Introduction by John Monks: Meeting with chancellor Schüssel
To be checked against delivery
I echo the appreciation of Candido for the start made by the Austrian Presidency and by you personally. It has been a very positive beginning.
We have submitted via Fritz a document about what we hope to see develop under your Presidency.
Necessarly, I will focus on a small number of points.
First I would like to reflect on your remarks yesterday on the Services Directive. We cannot accept that trade in services should be based on a competition where 25 member states compete on each other’s territories at the expense of the environment, industrial relations systems, workers rights and other public interests.
This careless proposal from the previous (Prodi-led) Commission was careless, poor politics. The social partners were not involved in its formulation. It has bred protectionism and defensiveness. It played a negative part in the French referendum. Far from extending the Single Market, it has posed a huge threat to it.
What we want now is to join those discussions you proposed yesterday and, after the Parliamentary stage is complete next month, we want to contribute to devising a better Services Directive than what we have now.
Central to that is excluding labour law and services of general interest from the Directive, the deletion of Articles 24 and 25 which deal with posted workers, and the restriction of the contentious ‘country of origin’ principle. Our ancesters coined the phrase - when in Rome, do as the Romans do - and we should respect that wisdom - and not base the opening up of services on a different one. We can support non-discrimination against other EU nationals, and on equal access to markets. We know that services employment can be expanded - although we are sceptical about some of the high figures that are quoted in support of the Services Directive’s impact on employment levels.

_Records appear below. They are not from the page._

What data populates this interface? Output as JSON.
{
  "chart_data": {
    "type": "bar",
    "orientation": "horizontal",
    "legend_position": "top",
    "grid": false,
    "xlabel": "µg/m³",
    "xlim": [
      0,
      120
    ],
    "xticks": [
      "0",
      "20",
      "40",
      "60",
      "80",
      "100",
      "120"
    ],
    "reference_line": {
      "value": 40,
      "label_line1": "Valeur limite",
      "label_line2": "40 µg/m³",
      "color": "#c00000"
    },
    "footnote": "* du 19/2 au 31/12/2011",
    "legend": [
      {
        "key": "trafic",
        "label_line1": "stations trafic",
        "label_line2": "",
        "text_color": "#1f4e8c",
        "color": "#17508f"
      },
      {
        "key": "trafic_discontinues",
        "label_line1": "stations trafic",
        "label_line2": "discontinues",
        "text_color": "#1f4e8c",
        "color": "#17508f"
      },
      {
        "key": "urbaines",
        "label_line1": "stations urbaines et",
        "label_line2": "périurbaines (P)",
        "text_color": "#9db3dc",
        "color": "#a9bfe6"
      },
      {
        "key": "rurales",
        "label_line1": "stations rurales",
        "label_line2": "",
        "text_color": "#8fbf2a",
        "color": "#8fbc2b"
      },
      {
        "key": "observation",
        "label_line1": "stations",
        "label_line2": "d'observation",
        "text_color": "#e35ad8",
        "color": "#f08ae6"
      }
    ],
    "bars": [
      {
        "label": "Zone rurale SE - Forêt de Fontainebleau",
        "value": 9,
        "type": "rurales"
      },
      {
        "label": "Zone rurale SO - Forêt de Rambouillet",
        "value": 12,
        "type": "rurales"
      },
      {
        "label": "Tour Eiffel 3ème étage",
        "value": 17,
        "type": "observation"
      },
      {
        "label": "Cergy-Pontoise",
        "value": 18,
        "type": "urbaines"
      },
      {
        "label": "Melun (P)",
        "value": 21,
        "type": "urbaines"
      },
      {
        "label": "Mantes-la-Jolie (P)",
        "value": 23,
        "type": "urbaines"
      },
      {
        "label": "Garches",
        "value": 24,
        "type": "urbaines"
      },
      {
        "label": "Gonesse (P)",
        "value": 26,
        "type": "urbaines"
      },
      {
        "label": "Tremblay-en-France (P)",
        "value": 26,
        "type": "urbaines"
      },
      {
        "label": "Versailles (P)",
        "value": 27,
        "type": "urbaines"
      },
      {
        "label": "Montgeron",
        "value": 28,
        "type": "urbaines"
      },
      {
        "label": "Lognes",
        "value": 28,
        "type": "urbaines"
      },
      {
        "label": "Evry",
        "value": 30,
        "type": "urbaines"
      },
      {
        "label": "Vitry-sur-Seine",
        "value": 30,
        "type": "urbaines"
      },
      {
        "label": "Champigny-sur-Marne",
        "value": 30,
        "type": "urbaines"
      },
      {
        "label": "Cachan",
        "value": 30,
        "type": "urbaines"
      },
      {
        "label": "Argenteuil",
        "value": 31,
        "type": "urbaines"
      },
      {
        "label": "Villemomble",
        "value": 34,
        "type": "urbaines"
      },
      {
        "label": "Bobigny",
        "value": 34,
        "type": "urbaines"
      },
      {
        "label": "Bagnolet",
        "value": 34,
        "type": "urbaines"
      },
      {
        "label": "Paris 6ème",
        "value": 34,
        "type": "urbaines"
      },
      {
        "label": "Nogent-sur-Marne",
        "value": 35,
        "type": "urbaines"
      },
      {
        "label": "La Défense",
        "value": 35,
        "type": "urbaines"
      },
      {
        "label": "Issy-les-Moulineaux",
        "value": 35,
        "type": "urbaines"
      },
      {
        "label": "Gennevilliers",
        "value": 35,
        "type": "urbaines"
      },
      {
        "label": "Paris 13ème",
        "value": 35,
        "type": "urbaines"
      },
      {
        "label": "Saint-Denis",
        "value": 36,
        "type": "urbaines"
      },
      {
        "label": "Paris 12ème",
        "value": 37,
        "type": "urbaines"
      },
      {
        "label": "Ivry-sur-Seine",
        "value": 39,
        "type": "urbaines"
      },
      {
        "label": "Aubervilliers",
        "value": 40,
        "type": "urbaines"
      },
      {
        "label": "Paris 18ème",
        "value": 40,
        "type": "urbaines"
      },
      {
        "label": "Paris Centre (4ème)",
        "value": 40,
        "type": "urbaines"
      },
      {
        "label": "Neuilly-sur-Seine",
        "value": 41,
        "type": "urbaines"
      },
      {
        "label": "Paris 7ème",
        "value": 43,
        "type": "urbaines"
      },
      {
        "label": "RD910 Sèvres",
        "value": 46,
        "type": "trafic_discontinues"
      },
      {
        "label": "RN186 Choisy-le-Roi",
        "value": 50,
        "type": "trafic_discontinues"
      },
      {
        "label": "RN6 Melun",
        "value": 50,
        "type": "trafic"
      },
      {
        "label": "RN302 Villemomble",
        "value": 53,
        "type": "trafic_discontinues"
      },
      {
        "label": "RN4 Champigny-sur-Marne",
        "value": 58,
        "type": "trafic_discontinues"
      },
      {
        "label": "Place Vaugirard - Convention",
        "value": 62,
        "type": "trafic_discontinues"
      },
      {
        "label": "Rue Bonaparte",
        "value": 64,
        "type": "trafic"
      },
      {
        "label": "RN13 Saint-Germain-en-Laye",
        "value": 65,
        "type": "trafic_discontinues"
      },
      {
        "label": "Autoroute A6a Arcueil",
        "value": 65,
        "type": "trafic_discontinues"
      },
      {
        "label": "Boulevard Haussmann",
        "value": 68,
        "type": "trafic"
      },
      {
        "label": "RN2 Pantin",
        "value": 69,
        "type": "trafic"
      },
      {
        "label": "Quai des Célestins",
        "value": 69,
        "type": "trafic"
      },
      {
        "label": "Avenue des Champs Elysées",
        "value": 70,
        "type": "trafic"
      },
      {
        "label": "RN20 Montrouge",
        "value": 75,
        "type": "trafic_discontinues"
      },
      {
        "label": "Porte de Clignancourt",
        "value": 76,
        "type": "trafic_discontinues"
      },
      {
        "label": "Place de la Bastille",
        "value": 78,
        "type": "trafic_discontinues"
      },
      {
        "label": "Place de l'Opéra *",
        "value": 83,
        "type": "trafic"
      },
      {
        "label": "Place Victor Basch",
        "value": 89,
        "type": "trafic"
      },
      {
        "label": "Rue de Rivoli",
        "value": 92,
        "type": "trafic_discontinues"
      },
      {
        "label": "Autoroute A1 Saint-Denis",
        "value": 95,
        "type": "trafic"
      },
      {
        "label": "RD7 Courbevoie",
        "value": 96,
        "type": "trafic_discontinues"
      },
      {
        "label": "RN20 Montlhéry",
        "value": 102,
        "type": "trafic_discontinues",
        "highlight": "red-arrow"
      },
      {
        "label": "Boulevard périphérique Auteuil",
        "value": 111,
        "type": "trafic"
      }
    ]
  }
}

You clearly appreciate the risks and opportunities in a better Services Directive and we are interested in how you see the talks being developed in conjunction with the social partners.
My next - and related point - concerns mobility. As we discussed at the informal social summit in London, if there is free movement of labour across 25 countries (qualified to an extent by transitional measures), then there must be some common standards. Of course, Greece is not the same as Poland, Sweden as Portugal - but on fundamental rights, on information and consultation, on health and safety for example there should be readily understood rules which apply everywhere. I am not arguing for common pay - that reflects productivity levels - but rather on the way people are treated and on the encouragement of social dialogue, social partnership and collective bargaining.
Austria has been conspicuously successful using these principles. I hope that you will help us spread them. If otherwise a liberal laissez-faire approach is followed, there is a real danger that people will react against the free movement of labour principle.
Two current legal cases - the Vaxholm and Viking cases in Sweden and Finland respectively illustrate the problem when national labour laws are challenged by the application of the free movement of labour principle.
Of course, Chancellor, there are many other issues confronting Europe - new life for the Lisbon strategy, more economic governance to boost growth, more emphasis on R+D and innovation, relations with China, Russia and other emerging economic powerhouses.
We believe that the ETUC and Europe’s unions can contribute significantly on all these questions and I hope that we can work well with you and your Presidency in the months ahead.